A tese acima foi elaborada pelo sociólogo e economista alemão Max Weber e detalhada no livro “A Ética Protestante e o Espírito do Capitalismo”, de 1920. Essa pode ser descrita como uma teoria mais adequada que a de Montesquieu sobre determinantes sociais. Ao contrário da primeira, toma como base uma característica social tangível - a doutrina religiosa de um povo e suas implicações práticas. O outro ponto a favor de Weber é a aparente tentativa de restringir seu comentário apenas ao campo econômico, deixando de lado deliberados achismos.

Se levarmos o comentário de Montesquieu a sério demais, não será possível explicar a Austrália e a Mongólia, por exemplo. Isso sem falar em boa parte do frio e pobre leste europeu. A favor dele, talvez uma sensação comum a muitas pessoas. O excesso de calor pode comprometer a concentração e, por conseguinte, a produção intelectual. Isso, é claro, é bastante baseado em senso comum e varia de pessoa para pessoa.
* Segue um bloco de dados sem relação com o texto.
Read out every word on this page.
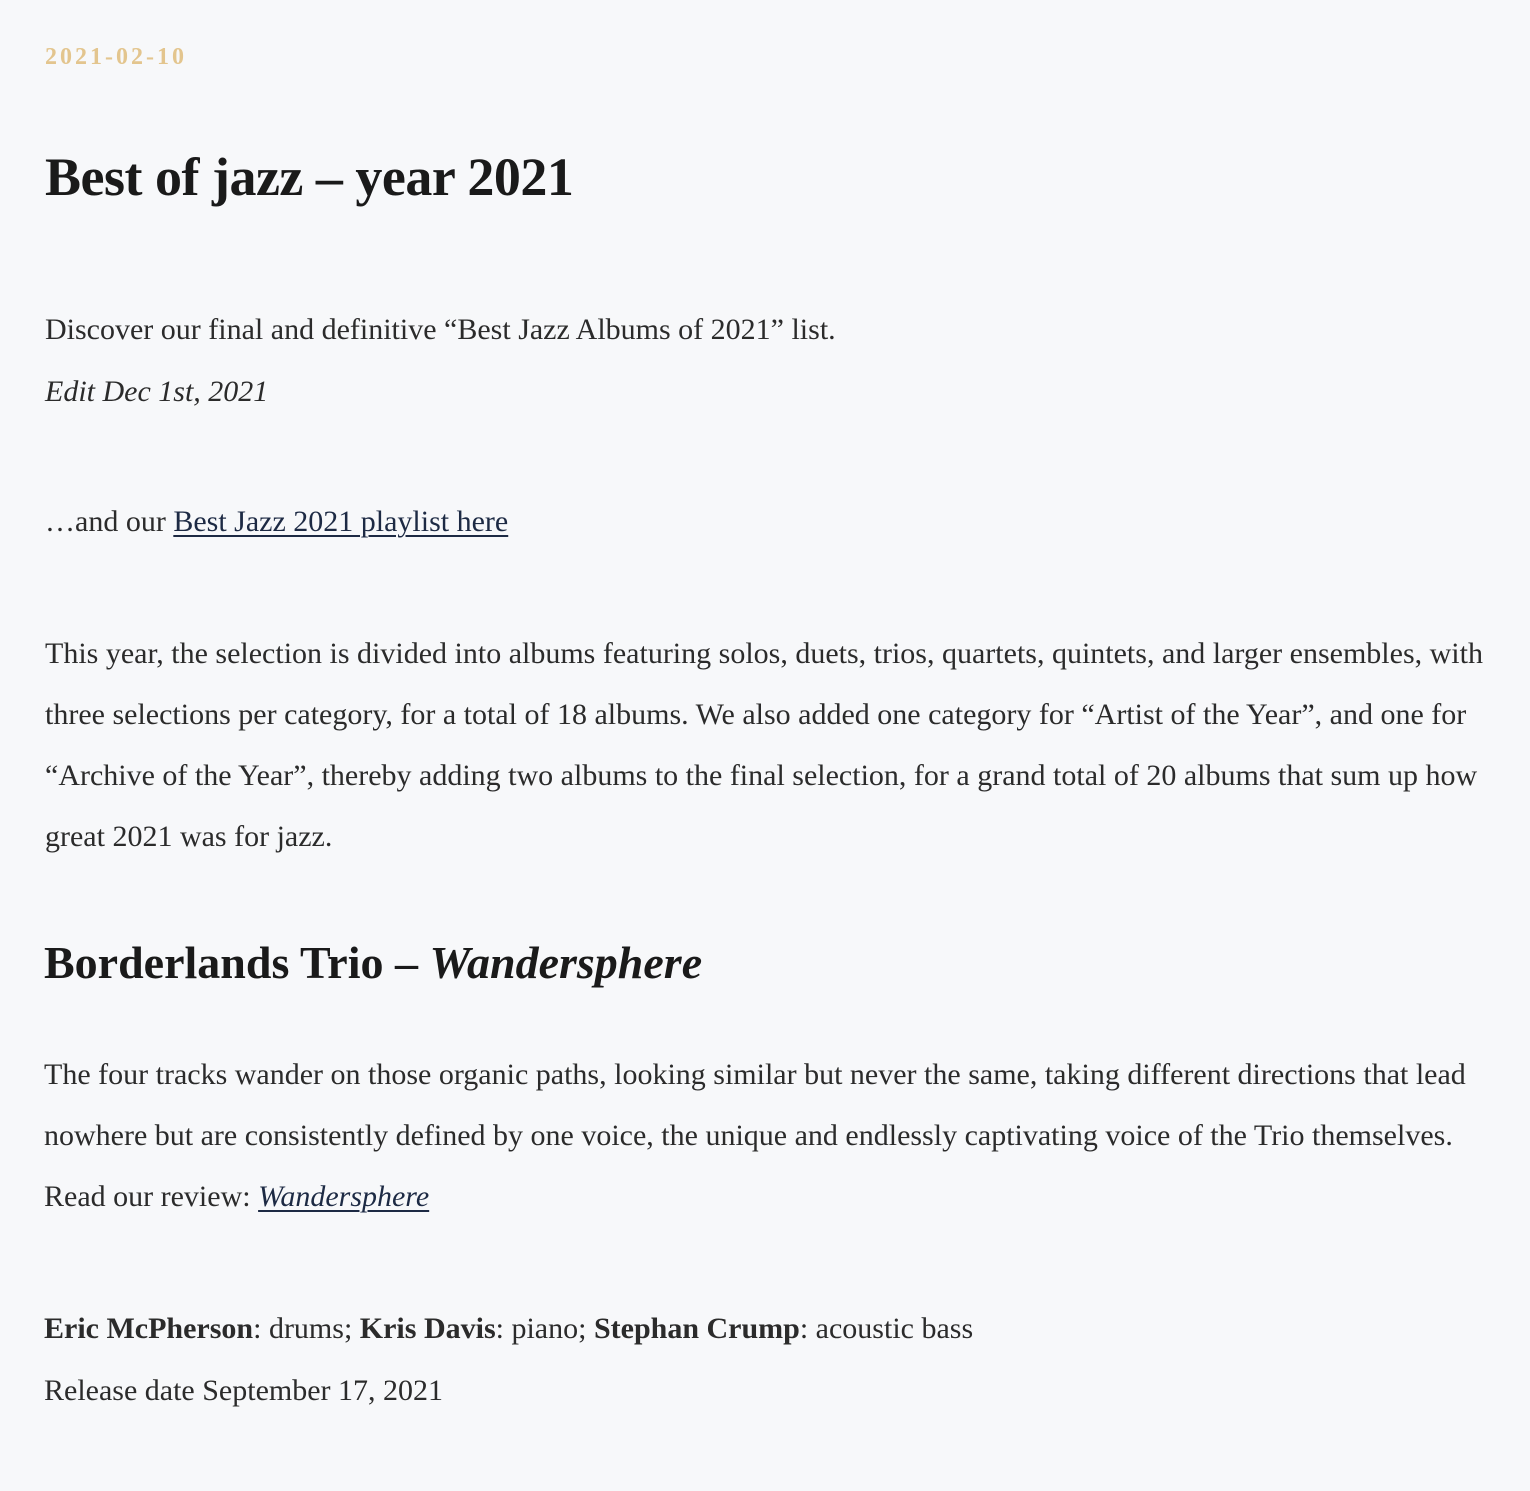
2021-02-10
Best of jazz – year 2021

Discover our final and definitive “Best Jazz Albums of 2021” list.

Edit Dec 1st, 2021

…and our Best Jazz 2021 playlist here

This year, the selection is divided into albums featuring solos, duets, trios, quartets, quintets, and larger ensembles, with three selections per category, for a total of 18 albums. We also added one category for “Artist of the Year”, and one for “Archive of the Year”, thereby adding two albums to the final selection, for a grand total of 20 albums that sum up how great 2021 was for jazz.

Borderlands Trio – Wandersphere

The four tracks wander on those organic paths, looking similar but never the same, taking different directions that lead nowhere but are consistently defined by one voice, the unique and endlessly captivating voice of the Trio themselves. Read our review: Wandersphere

Eric McPherson: drums; Kris Davis: piano; Stephan Crump: acoustic bass

Release date September 17, 2021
Montesquieu entendia muito bem de legislativo, executivo e judiciário. Revolucionou a gestão da coisa pública em boa parte dos países ocidentais. Mas, na relação temperatura e desenvolvimento, foi um tanto infeliz. Pessoalmente, ao menos, ele tem certa razão no quesito “sensibilidade aos prazeres”. Não, não sou um hedonista de carterinha. Acontece que, no calor enfrentado neste Distrito Federal, procuro tentar - para usar um termo econômico - maximizar meu bem estar.
Fonte da citação: Ribeiro, Rafael Winter. Seca e Determinismo: A Gênese do Discurso do Semi-árido Brasileiro.

Um comentário:

Samuel Barbi disse...

iuHIAuHiauHiuhaIUHA...
Excelentíssimo Araújo,
vejo que seus conhecimentos filosóficos, econômicos e jornalisticos tem crescido vertiginosamente!!!
Estar casado com uma economista tem feito excessivo bem à sua mente... expandido sua cultura e demais coisas que só os economistas são capazes de realizar...
No entanto, sem mais delongas e, também, sem o prosseguimento de uma recente memória infantil que ronda meu ser nesse momento, se você quiser posso te enviar minha monografia... Ela comenta um pouco sobre esse assunto aqui abordado...
Um grande abraço...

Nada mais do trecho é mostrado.